Luxus. Kaum ist das Wort ausgesprochen, hat es schon polarisiert. Jeder assoziiert andere Bilder mit diesem Begriff, jeder steht diesem Begriff anders gegenüber. ‚Lux’, das Licht, spiegelt den Glanz all dessen wider, was das Wort zu umschreiben versucht. Es steht für Verschwendung und Übermaß. Manche übersetzen es mit Genusssucht. Gemeinhin wird es als Abweichung von der Norm oder das über das soziale Maß Hinausgehende bezeichnet. Da zeigt sich auch schon die Relativität dieses Begriffes. Die Auffassung wechselt dabei nicht nur von Person zu Person, sondern auch von Epoche zu Epoche. Was  Luxus für den einen, ist Alltag für den anderen. Was einst begehrenswert, wird heute verachtet. Das gilt sowohl für Dinge als auch für Verhalten.

Ist es Luxus einen Artikel über Luxus zu schreiben? Darf man sich ohne Zweifel seine Pizza auf dem Bett liegend in den Mund schieben, während auf dem einen Notebook ein Film läuft und auf dem anderen Musik geladen wird, die zwei Handys auf dem Nachttisch bereit liegen, die lederne Tasche gepackt für den nächsten Wochenendtrip, Ray-Ban, iPod, handgefertigte Kopfhörer und die gebügelten Hemden parat? Oder ist es Luxus sich einfach zwei Stunden ans Ufer zu setzen und nichts zu machen? Die Antworten werden so verschieden sein wie die Antwortenden.

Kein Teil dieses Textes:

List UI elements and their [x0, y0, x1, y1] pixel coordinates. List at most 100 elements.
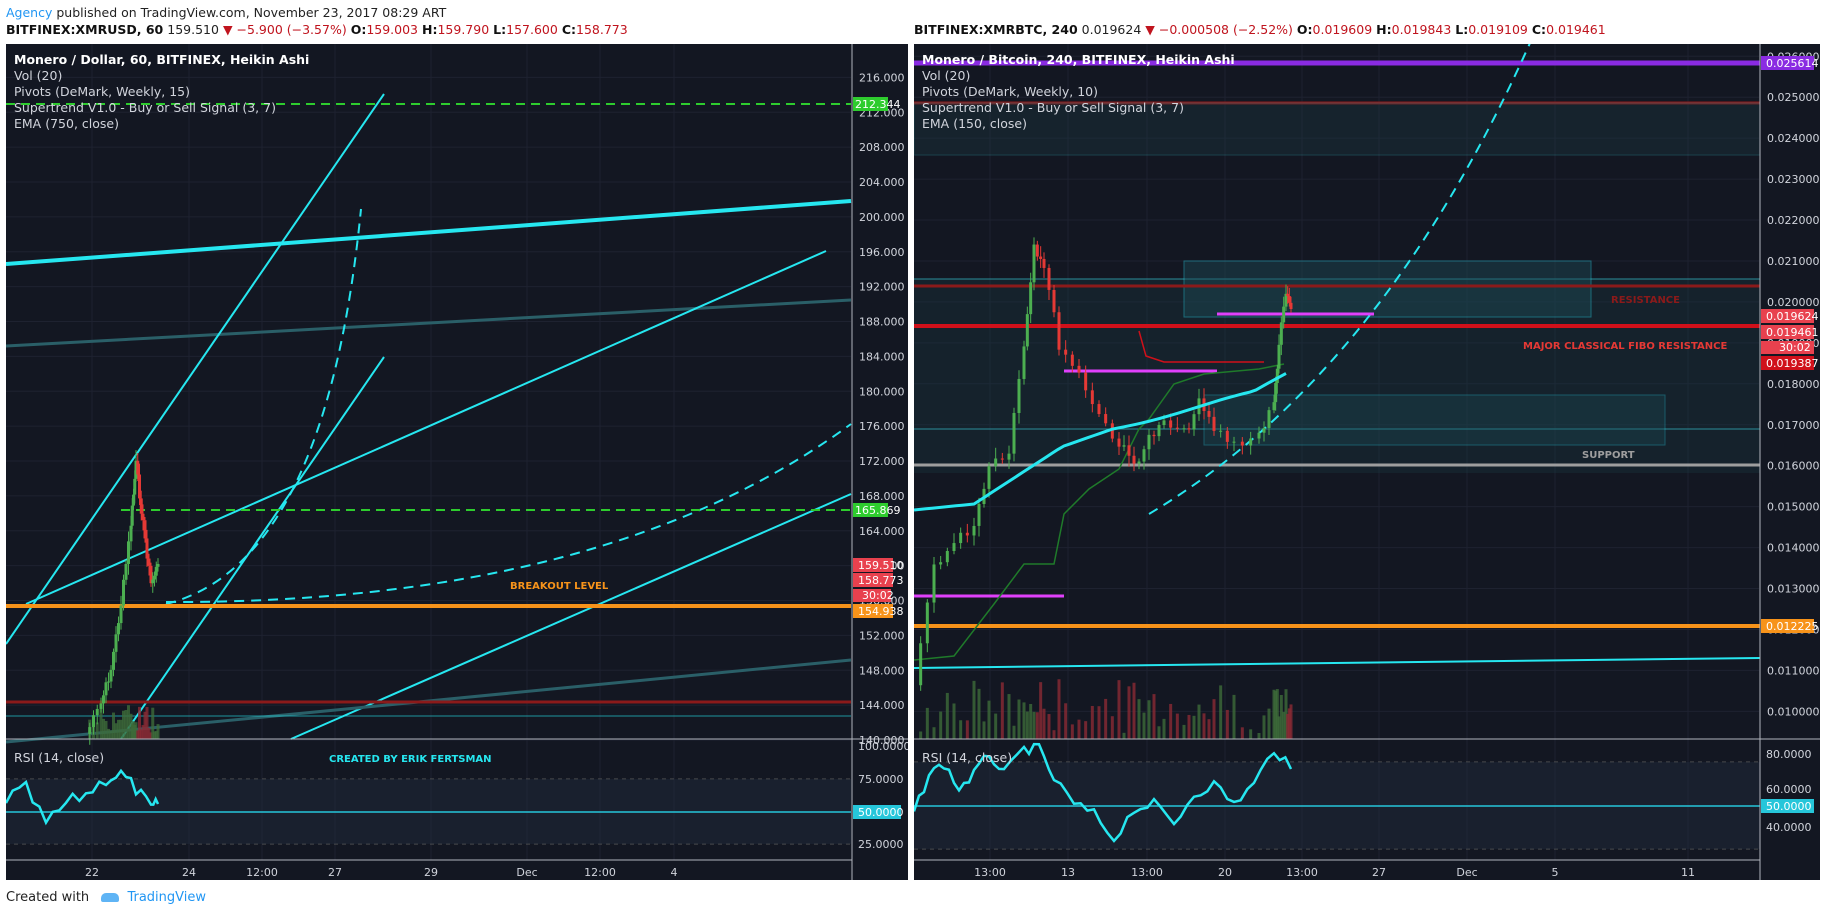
trendline-steep-2[interactable]	[120, 356, 385, 740]
volume-bar	[1132, 682, 1136, 739]
candle-body	[939, 562, 943, 565]
time-axis[interactable]: 22 24 12:00 27 29 Dec 12:00 4	[85, 866, 678, 879]
symbol-right[interactable]: BITFINEX:XMRBTC, 240	[914, 22, 1078, 37]
indicator-title[interactable]: Monero / Bitcoin, 240, BITFINEX, Heikin …	[922, 52, 1235, 67]
candle-body	[1142, 449, 1146, 462]
price-left: 159.510	[167, 22, 219, 37]
indicator-supertrend[interactable]: Supertrend V1.0 - Buy or Sell Signal (3,…	[922, 100, 1184, 115]
volume-bar	[1032, 711, 1036, 739]
price-axis[interactable]: 216.000212.000208.000204.000200.000196.0…	[859, 71, 905, 747]
candle-body	[1249, 438, 1253, 446]
trendline-steep-1[interactable]	[6, 93, 385, 645]
candle-body	[945, 551, 949, 563]
y-tick-label: 0.015000	[1767, 501, 1820, 514]
y-tick-label: 180.000	[859, 385, 905, 398]
rsi-axis[interactable]: 80.0000 60.0000 40.0000	[1766, 748, 1812, 834]
y-tick-label: 0.014000	[1767, 542, 1820, 555]
indicator-ema[interactable]: EMA (750, close)	[14, 116, 119, 131]
price-axis[interactable]: 0.0260000.0250000.0240000.0230000.022000…	[1767, 50, 1820, 718]
volume-bar	[1202, 713, 1206, 739]
rsi-title[interactable]: RSI (14, close)	[922, 750, 1013, 765]
candle-body	[145, 538, 149, 559]
volume-bar	[1284, 689, 1288, 739]
volume-bar	[127, 705, 130, 739]
rsi-axis[interactable]: 100.0000 75.0000 25.0000	[858, 740, 908, 851]
high-value-right: 0.019843	[1391, 22, 1452, 37]
candle-body	[1110, 423, 1114, 439]
chart-canvas-xmrbtc[interactable]: RESISTANCE MAJOR CLASSICAL FIBO RESISTAN…	[914, 44, 1820, 880]
created-by-annotation: CREATED BY ERIK FERTSMAN	[329, 754, 492, 765]
chart-pane-xmrbtc[interactable]: RESISTANCE MAJOR CLASSICAL FIBO RESISTAN…	[914, 44, 1820, 880]
candle-body	[112, 651, 115, 670]
curve-parabolic-steep[interactable]	[165, 208, 362, 605]
volume-bar	[117, 719, 120, 739]
symbol-left[interactable]: BITFINEX:XMRUSD, 60	[6, 22, 164, 37]
candle-body	[133, 478, 137, 495]
trendline-channel-upper[interactable]	[25, 250, 827, 605]
candle-body	[92, 715, 95, 728]
author-link[interactable]: Agency	[6, 5, 53, 20]
volume-bar	[1012, 725, 1016, 739]
y-tick-label: 0.013000	[1767, 583, 1820, 596]
candle-body	[932, 564, 936, 603]
svg-text:75.0000: 75.0000	[858, 773, 904, 786]
box-resistance[interactable]	[1183, 260, 1592, 318]
candle-body	[95, 708, 99, 716]
y-tick-label: 196.000	[859, 246, 905, 259]
x-tick-label: 29	[424, 866, 438, 879]
candle-body	[132, 494, 135, 506]
y-tick-label: 184.000	[859, 350, 905, 363]
y-tick-label: 204.000	[859, 176, 905, 189]
volume-bar	[1029, 703, 1033, 739]
volume-bar	[1122, 732, 1126, 739]
indicator-supertrend[interactable]: Supertrend V1.0 - Buy or Sell Signal (3,…	[14, 100, 276, 115]
volume-bar	[114, 723, 118, 739]
y-tick-label: 0.025000	[1767, 91, 1820, 104]
zone-top[interactable]	[914, 102, 1761, 156]
ema-line	[914, 372, 1287, 512]
volume-bar	[1147, 700, 1151, 739]
y-tick-label: 0.024000	[1767, 132, 1820, 145]
trendline-flat[interactable]	[914, 657, 1761, 669]
low-value-left: 157.600	[506, 22, 558, 37]
chart-canvas-xmrusd[interactable]: BREAKOUT LEVEL CREATED BY ERIK FERTSMAN …	[6, 44, 908, 880]
curve-parabolic[interactable]	[1148, 44, 1534, 515]
trendline-thick[interactable]	[6, 199, 852, 266]
close-label-right: C:	[1531, 22, 1547, 37]
footer-brand-link[interactable]: TradingView	[127, 890, 206, 905]
volume-bar	[122, 710, 125, 739]
breakout-annotation: BREAKOUT LEVEL	[510, 581, 609, 592]
volume-bar	[1077, 719, 1081, 739]
tag-close: 0.019461	[1766, 326, 1819, 339]
trendline-channel-lower[interactable]	[290, 493, 852, 740]
rsi-title[interactable]: RSI (14, close)	[14, 750, 105, 765]
candle-body	[1127, 445, 1131, 456]
volume-bar	[1169, 703, 1173, 739]
indicator-ema[interactable]: EMA (150, close)	[922, 116, 1027, 131]
indicator-pivots[interactable]: Pivots (DeMark, Weekly, 15)	[14, 84, 190, 99]
volume-bar	[1047, 714, 1051, 739]
indicator-title[interactable]: Monero / Dollar, 60, BITFINEX, Heikin As…	[14, 52, 310, 67]
y-tick-label: 148.000	[859, 664, 905, 677]
y-tick-label: 188.000	[859, 316, 905, 329]
volume-bar	[1057, 679, 1061, 739]
time-axis[interactable]: 13:00 13 13:00 20 13:00 27 Dec 5 11	[974, 866, 1695, 879]
candle-body	[987, 466, 991, 489]
volume-bar	[1064, 703, 1068, 739]
chart-pane-xmrusd[interactable]: BREAKOUT LEVEL CREATED BY ERIK FERTSMAN …	[6, 44, 908, 880]
volume-bar	[1212, 699, 1216, 739]
volume-bar	[99, 705, 103, 739]
price-right: 0.019624	[1081, 22, 1142, 37]
box-support[interactable]	[1203, 394, 1666, 446]
curve-parabolic-wide[interactable]	[165, 423, 852, 604]
indicator-vol[interactable]: Vol (20)	[922, 68, 971, 83]
indicator-pivots[interactable]: Pivots (DeMark, Weekly, 10)	[922, 84, 1098, 99]
candle-body	[994, 458, 998, 467]
volume-bar	[1022, 702, 1026, 739]
trendline-faded-top[interactable]	[6, 298, 852, 348]
candle-body	[1157, 425, 1161, 437]
volume-bar	[1279, 695, 1283, 739]
symbol-line-left: BITFINEX:XMRUSD, 60 159.510 ▼ −5.900 (−3…	[6, 22, 628, 37]
indicator-vol[interactable]: Vol (20)	[14, 68, 63, 83]
candle-body	[124, 563, 128, 580]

Darum geht es aber auch gar nicht. Jeder Mensch braucht Luxus. Jeder Mensch hat Luxus. Seinen Luxus. Seinen eigenen, ganz persönlichen. Das Problem: zu viele rennen dem beworbenen Luxus hinterher. Der, der hinter Schaufenstervitrinen steht und so schön glänzt. Das ist nicht falsch. Es ist vergänglich. Kaum hat man sich einen zusätzlichen Luxus gegönnt, ist die Euphorie verflogen. Das nächste Teil muss her. Dabei macht der Gedanke und das Planen daran mehr Freude als der Besitz. Ein weiterer Malus: man gewöhnt sich daran. Nach nicht all zu langer Zeit braucht man diese Dinge. Das wird dann schon schwieriger.

Was dagegen hilft: Genuss und Qualität mit Luxus gleichsetzen und sich danach richten. Außerdem tut die Abstinenz von all den Dingen gut. Eine Reise kann helfen. Danach lernt man alles mehr zu schätzen. Vor allem seinen eigenen, ganz persönlichen Luxus.